Not to be contradictory but my understanding was, that absolutely is the main motivation.

It was to solve the age old "it runs on my machine".

Open to being wrong but when docker hit the scene I remember that being touted left and right.

> If the Linux ecosystem could get its act together, standardize, and consolidate all the totally needless and pointless distribution fragmentation we could challenge this.

Maybe, but that will never happen because the ecosystem got here by being open enough that people could be dissatisfied with existing stuff and make their own thing, and to a remarkable degree things are intercompatible. It's always been like this; just because there are 20 people working on distro A and 20 people working on distro B doesn't mean combining them would get 40 people working on distro AB. (In practice, attempting it would probably result in the creation of distros C-F as dissidents forked off.)

> Docker took off because there is no Linux. There are 50 different slightly incompatible OSes. So the best way to distribute software is to basically tar up the entire filesystem and distribute that. Dependency management has failed because there’s just too much sprawl.

I think I agree with you; part of the problem is that people treat "Linux" as an OS, when it's a piece that's used by many OSs that appear similar in some ways.

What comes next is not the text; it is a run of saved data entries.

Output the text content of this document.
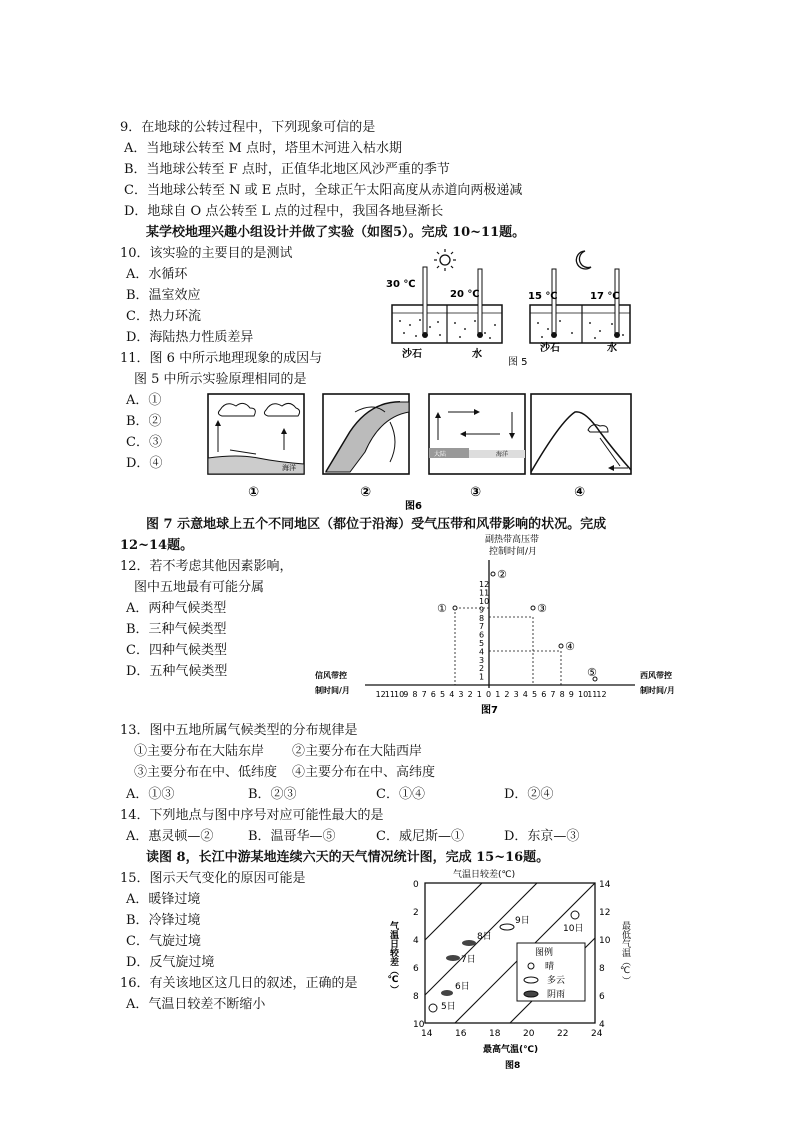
9．在地球的公转过程中，下列现象可信的是
A．当地球公转至 M 点时，塔里木河进入枯水期
B．当地球公转至 F 点时，正值华北地区风沙严重的季节
C．当地球公转至 N 或 E 点时，全球正午太阳高度从赤道向两极递减
D．地球自 O 点公转至 L 点的过程中，我国各地昼渐长
某学校地理兴趣小组设计并做了实验（如图5）。完成 10~11题。
10．该实验的主要目的是测试
A．水循环
B．温室效应
C．热力环流
D．海陆热力性质差异
30 ℃
20 ℃
沙石	水
15 ℃	17 ℃
沙石	水
图 5
11．图 6 中所示地理现象的成因与
图 5 中所示实验原理相同的是
A．①
B．②
C．③
D．④	海洋
大陆	海洋
①	②	③	④
图6
图 7 示意地球上五个不同地区（都位于沿海）受气压带和风带影响的状况。完成
12~14题。
12．若不考虑其他因素影响，
图中五地最有可能分属
A．两种气候类型
B．三种气候类型
C．四种气候类型
D．五种气候类型
副热带高压带
控制时间/月
1 1
1
2	2
2
3	3
3
4	4
4
5	5
5
6	6
6
7	7
7
8	8
8
9	9
9
10	10
10
11	11
11
12	12
12
0
信风带控
制时间/月
西风带控
制时间/月
①
②
③
④
⑤
图7
13．图中五地所属气候类型的分布规律是
①主要分布在大陆东岸 ②主要分布在大陆西岸
③主要分布在中、低纬度 ④主要分布在中、高纬度
A．①③	B．②③	C．①④	D．②④
14．下列地点与图中序号对应可能性最大的是
A．惠灵顿—②	B．温哥华—⑤	C．威尼斯—①	D．东京—③
读图 8，长江中游某地连续六天的天气情况统计图，完成 15~16题。
15．图示天气变化的原因可能是
A．暖锋过境
B．冷锋过境
C．气旋过境
D．反气旋过境
16．有关该地区这几日的叙述，正确的是
A．气温日较差不断缩小
气温日较差(℃)
14	16	18	20	22	24
0
2
4
6
8
10
14
12
10
8
6
4
图例
晴
多云
阴雨
5日
6日
7日
8日
9日
10日
气温日较差（℃）	最低气温（℃）
最高气温(℃)
图8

> Apple macOS is the only OS you can ship software for without statically linking or bundling everything and be reasonably sure it will work… as long as you are not going back more than two or three versions.

...but then by the same exact logic as the previous point, I think this falls apart; macOS isn't the only OS you can target as a stable system. In fact, I would argue that there are a lot of OSs where you can target version N and have your software work on N+1, N+2, and likely even more extreme removes. Last I looked, for example, Google's GCP SDK shipped a .deb that was built against Ubuntu 16.04 specifically because that let them build a single package that worked on everything from that version forward. I have personally transplanted programs from RHEL 5 to (CentOS) 7 and they just worked. Within a single OS, this is perfectly doable.

I have feeling whole Docker (or application containers) took of when "non Linux people" (read: developers) tried to be sys admins too and failed.

Best thing after sliced bread is apps/software packed in single GO binary. Runs everywhere, you only need to rsync/scp it to million of other places and it "acts" (usually) as normal Linux program/daemon

That’s true but IMHO that’s an indictment if Linux not them. It’s 2023 and there is no reason system administration should be this hard unless you are doing very unusual things.

The Go approach is just static linking. Rust often does the same though it’s not always the default like in Go, and you can do the same with C and C++ for all but libc with a bit of makefile hacking.

Statically linking the world is the alternative approach to containers.

One problem with SysAdmin stuff is that, like crypto, we keep telling folk it's too hard and just out-source. While I think don't roll your own crypto makes sense - we've done a dis-service to the trade to discourage self-hosting and other methods to practice the craft. Don't run your own infra, use AWS. Don't host your own email it's too hard, just use a provider. Etc. Then a decade later...hey, how come nobody is good at SysAdmin?
Most of the "don't do X it's too hard" is just $corp who wants to sell their preferred solution trying to convince you to buy their SaaS equivalent of a Bash script.